I swung at him. He caught my wrist, his thumb pressed against my pulse.
"I have no feelings for you anymore," he said, his voice smooth and almost gentle. "But the whole family respects your position. We shouldn't get divorced."
I yanked. He held tighter. A smile at the corner of his mouth.
I went after him, really went after him, tried to take the gun. He threw me onto the couch.
"You're insane." His eyes had nothing but contempt in them. "You’re wild and unreasonable, nothing like the gentle Donna. Julie is far more sensible than you."
That landed.
Because I was always like this. In the trash heaps, fighting for food. Throwing myself in front of a knife for him. Biting down on whoever tried to touch him and not letting go. He used to say that was exactly what he loved.

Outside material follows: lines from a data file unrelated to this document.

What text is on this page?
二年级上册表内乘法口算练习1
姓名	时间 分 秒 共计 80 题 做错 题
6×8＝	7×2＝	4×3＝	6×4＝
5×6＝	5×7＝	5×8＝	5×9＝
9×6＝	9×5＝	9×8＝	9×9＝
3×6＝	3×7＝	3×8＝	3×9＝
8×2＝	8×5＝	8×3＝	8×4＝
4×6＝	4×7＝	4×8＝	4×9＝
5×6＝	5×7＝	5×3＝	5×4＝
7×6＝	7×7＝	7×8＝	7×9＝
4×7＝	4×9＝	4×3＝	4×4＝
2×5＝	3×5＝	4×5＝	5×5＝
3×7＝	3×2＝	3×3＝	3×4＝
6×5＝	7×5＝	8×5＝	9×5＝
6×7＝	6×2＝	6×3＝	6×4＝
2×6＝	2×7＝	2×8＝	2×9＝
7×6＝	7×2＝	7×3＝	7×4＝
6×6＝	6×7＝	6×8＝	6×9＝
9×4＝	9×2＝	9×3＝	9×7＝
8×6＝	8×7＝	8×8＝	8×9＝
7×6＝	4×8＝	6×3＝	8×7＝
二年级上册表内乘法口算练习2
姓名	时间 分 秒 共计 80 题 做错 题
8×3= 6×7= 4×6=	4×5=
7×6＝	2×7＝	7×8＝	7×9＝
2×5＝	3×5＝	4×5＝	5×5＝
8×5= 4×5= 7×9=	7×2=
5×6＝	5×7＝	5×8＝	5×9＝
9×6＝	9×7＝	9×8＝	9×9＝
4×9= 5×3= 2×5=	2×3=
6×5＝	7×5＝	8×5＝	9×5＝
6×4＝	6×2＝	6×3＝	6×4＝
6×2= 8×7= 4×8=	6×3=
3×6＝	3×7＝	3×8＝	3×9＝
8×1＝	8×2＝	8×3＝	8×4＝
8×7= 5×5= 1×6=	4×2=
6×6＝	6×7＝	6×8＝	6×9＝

Somewhere along the way, he'd changed.
He crouched down beside me.
"We can't divorce. Not while the business depends on it. If you're unhappy, you can find someone else. You have no right to stop me just because you refuse to do the same."
He set his voice to something careful, almost kind.
"Anya. You're still young. We can have an open arrangement. It's not fair to either of us to stay locked into one person for life. This is better for you."
I stared at him.
My hand was still bleeding. My head was spinning and he was blurring at the edges. He said all of this like he was doing me a favor. Like it was reasonable. He was certain I would never actually go find someone. That's why he could say it.
His phone rang. He glanced at the screen, and the irritation drained out of his face. His eyes went soft.
"Julie needs me. Rest up."
He looked back once, saw my eyes were closed and got no answer, and left without another word.
I blacked out. When I came to, my phone screen was lit up. A video: Ethan and Julie in bed, his hands everywhere, his voice low, saying he wanted her to carry his child.
I watched it and felt nothing.
I scrolled to an unsaved number and called it. The voice on the other end was deep and quiet.
I spoke first. "What you offered before. I'm in."